In 1936 the winner of the competition was the Stearman-Hammond Y-1, incorporating many of the safety features of the Ercoupe W-1. Two other winners were the Waterman Aeroplane and the Autogiro Company of America AC-35.
Granted an Approved Type Certificate, Hammond cooperated with Lloyd Stearman to develop the type for production. They formed the Stearman-Hammond Aircraft Corporation in 1936 to build the aircraft as the Stearman-Hammond Y-1. The first aircraft was powered by a 125 hp (93 kW) Menasco C-4 piston engine driving a pusher propeller. The performance was not impressive so it was re-engined with a 150 hp (112 kW) Menasco C-4S and re-designated the Y-1S.
25 examples were ordered by the bureau at a price of $3190 each. The first delivery was considered unnacceptable in finish, prompting the production of the re-engineered Y-S model.
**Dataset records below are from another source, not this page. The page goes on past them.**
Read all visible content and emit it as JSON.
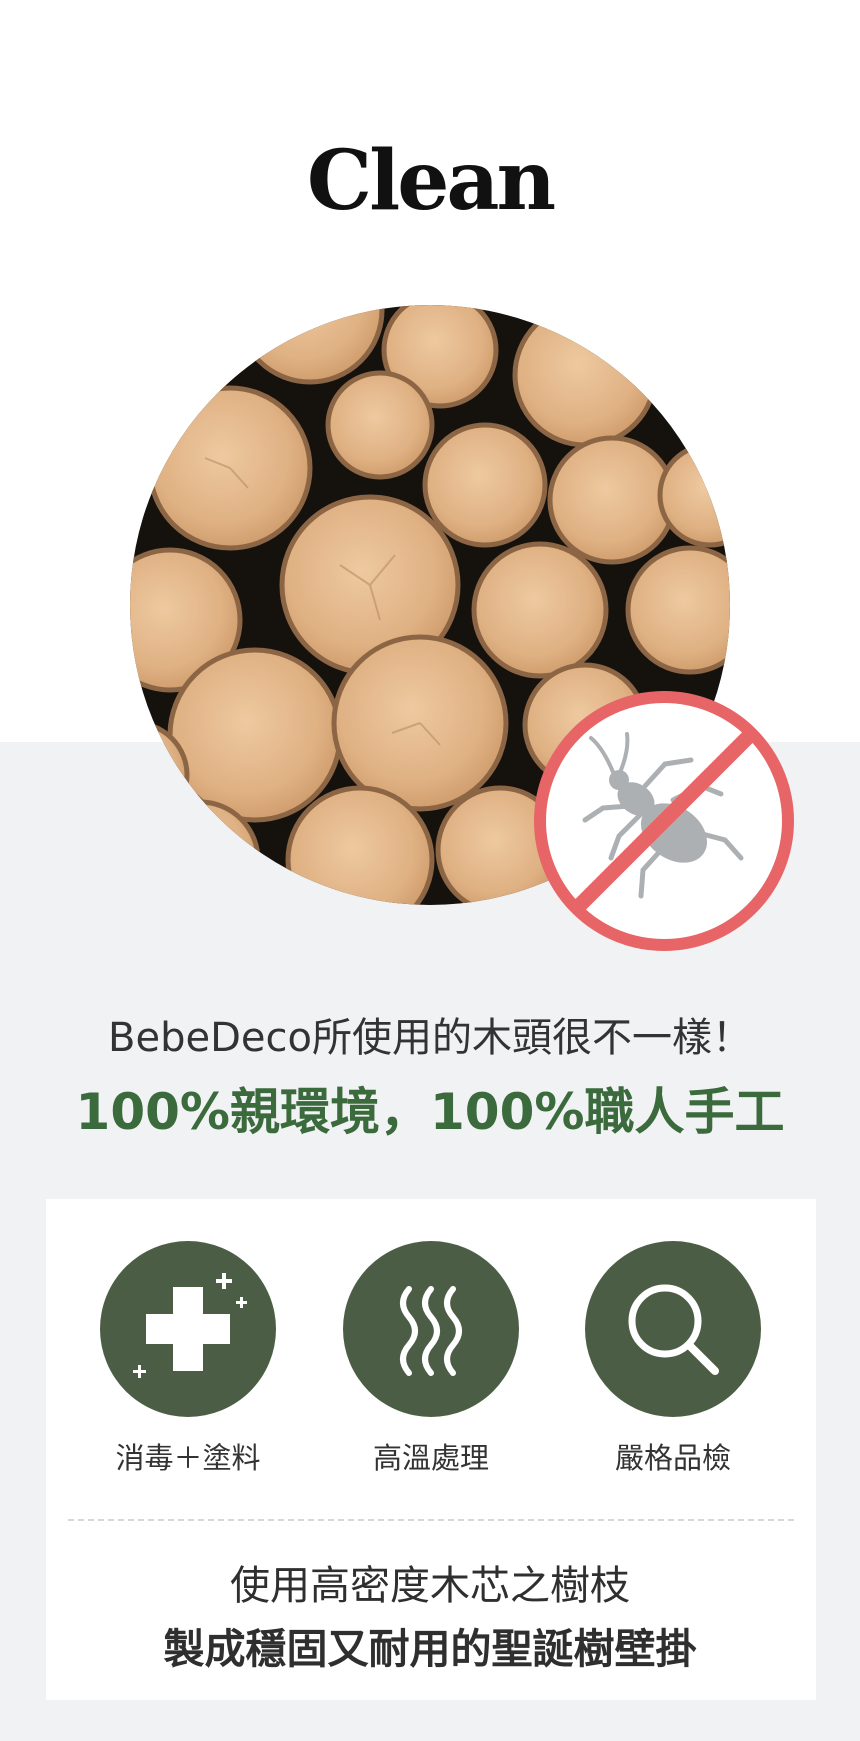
{
  "header": {
    "title": "Clean"
  },
  "intro": {
    "line": "BebeDeco所使用的木頭很不一樣！",
    "headline": "100%親環境，100%職人手工"
  },
  "features": [
    {
      "label": "消毒＋塗料",
      "icon": "medical-cross-icon"
    },
    {
      "label": "高溫處理",
      "icon": "heat-waves-icon"
    },
    {
      "label": "嚴格品檢",
      "icon": "magnifier-icon"
    }
  ],
  "description": {
    "line1": "使用高密度木芯之樹枝",
    "line2": "製成穩固又耐用的聖誕樹壁掛"
  },
  "colors": {
    "accent_green": "#3b6a3c",
    "icon_circle": "#4b5e45",
    "prohibit_red": "#e86567",
    "section_bg": "#f1f2f4"
  }
}
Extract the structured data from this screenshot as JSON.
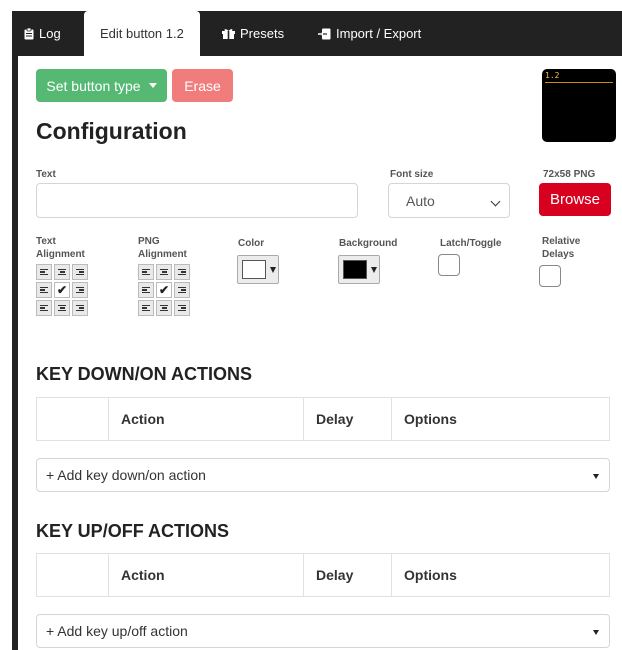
{
  "tabs": [
    {
      "label": "Log",
      "icon": "clipboard-icon"
    },
    {
      "label": "Edit button 1.2",
      "icon": ""
    },
    {
      "label": "Presets",
      "icon": "gift-icon"
    },
    {
      "label": "Import / Export",
      "icon": "import-export-icon"
    }
  ],
  "toolbar": {
    "set_type_label": "Set button type",
    "erase_label": "Erase"
  },
  "preview": {
    "label": "1.2"
  },
  "config": {
    "title": "Configuration",
    "text_label": "Text",
    "text_value": "",
    "font_size_label": "Font size",
    "font_size_value": "Auto",
    "png_label": "72x58 PNG",
    "browse_label": "Browse",
    "text_alignment_label": "Text Alignment",
    "png_alignment_label": "PNG Alignment",
    "color_label": "Color",
    "color_value": "#ffffff",
    "background_label": "Background",
    "background_value": "#000000",
    "latch_label": "Latch/Toggle",
    "relative_delays_label": "Relative Delays"
  },
  "key_down": {
    "title": "KEY DOWN/ON ACTIONS",
    "columns": [
      "",
      "Action",
      "Delay",
      "Options"
    ],
    "add_label": "+ Add key down/on action"
  },
  "key_up": {
    "title": "KEY UP/OFF ACTIONS",
    "columns": [
      "",
      "Action",
      "Delay",
      "Options"
    ],
    "add_label": "+ Add key up/off action"
  },
  "colors": {
    "green": "#56b973",
    "erase": "#f17c7c",
    "browse": "#d8001f",
    "tabbar": "#222222"
  }
}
The Y-1-S was distinguished for its exceptional slow speed handling characteristics and two-control flight system with the intent that an experienced automobile driver would be able to solo with only an hour of flight instruction. A national demonstration tour generated interest but no buyers, as many preferred the simple lines and prices of other aircraft, and experienced pilots found the plane confusing to fly.
Two Y-1S, serial numbers 0908 and 0909, were used for radio controlled development trials by the United States Navy as the JH-1. A successful unmanned radio-controlled flight was made with a JH-1 drone on 23 December 1937 at the Coast Guard Air Station, Cape May, N.J. Takeoff and landing was controlled via a landbased radio set; for flight maneuvers, control was shifted to an airborne TG-2.
Tests with two Stearman-Hammond JH-1s were very secret at the time and little has been published about them. They were painted yellow, the standard for primary trainers, and classified as Utitlity (J) planes to hide their identity as one of the very first radio-controlled aircraft in the USN. Both planes were tested as unmanned drone targets for anti-aircraft fire, and both were assigned to Utility Squadron One (VJ-1). Rumors had it are that both were shot down, but there is no confirmation of this, and the aircraft history card for [0908] simply says “crashed 11/7/38,” and [0909] was stricken off on 9/13/38, according to a Confidential letter from the Officer in Charge of Radio-Controlled Aircraft, Base Force, Utility Wing. (— William T Larkins)
KLM purchased a Y-1 (PH-APY) for use in training their pilots in tricycle undercarriage. The Royal Air Force also evaluated the former KLM Y-1S in the 1940s.
Although designed to be easy to fly the high price meant only 20 aircraft were produced and work was abandoned in 1938.
The fourteenth Y-1-S built was donated to the National Air Museum in 1955 by Dean Hammond, after the ownership had been transferred by Ford Slagle in 1952. The Museum’s Stearman-Hammond, Waterman Aerobile, Stout Skycar, and Erco Ercoupe stand as testaments to the “flivver” movement of the 1930s.
Hammond Model Y Prototype for the 1934 Bureau of Air Commerce safe airplane competition.
Stearman-Hammond Y-1 Prototype aircraft with a 125hp (93kW) Menasco C-4 engine.
Stearman-Hammond Y-1S Production aircraft with a 150hp (112kW) Menasco C-4S engine.
JH-1 United States Navy designation for two Y-1S used for tests.
Specifications:
Y-1S Crew: 1 Capacity: 1 Length: 26 ft 11 in (8.20 m) Wingspan: 40 ft 0 in (12.19 m) Height: 7 ft 7 in (2.31 m) Empty weight: 1,400 lb (635 kg) Gross weight: 2,150 lb (975 kg) Powerplant: 1 × Menasco C-4S piston engine, 150 hp (110 kW) Maximum speed: 113 kn; 209 km/h (130 mph) at 3000 ft (915 m)
Hammer & Krollmann Eindecker of 1912. A conventional monoplane, powered by a 55 hp Hilz engine. August Birkmaier, Fluglizenz Nr 117, was killed in this plane on 4/10/1912 at Vahrenwalder Heide near Hannover.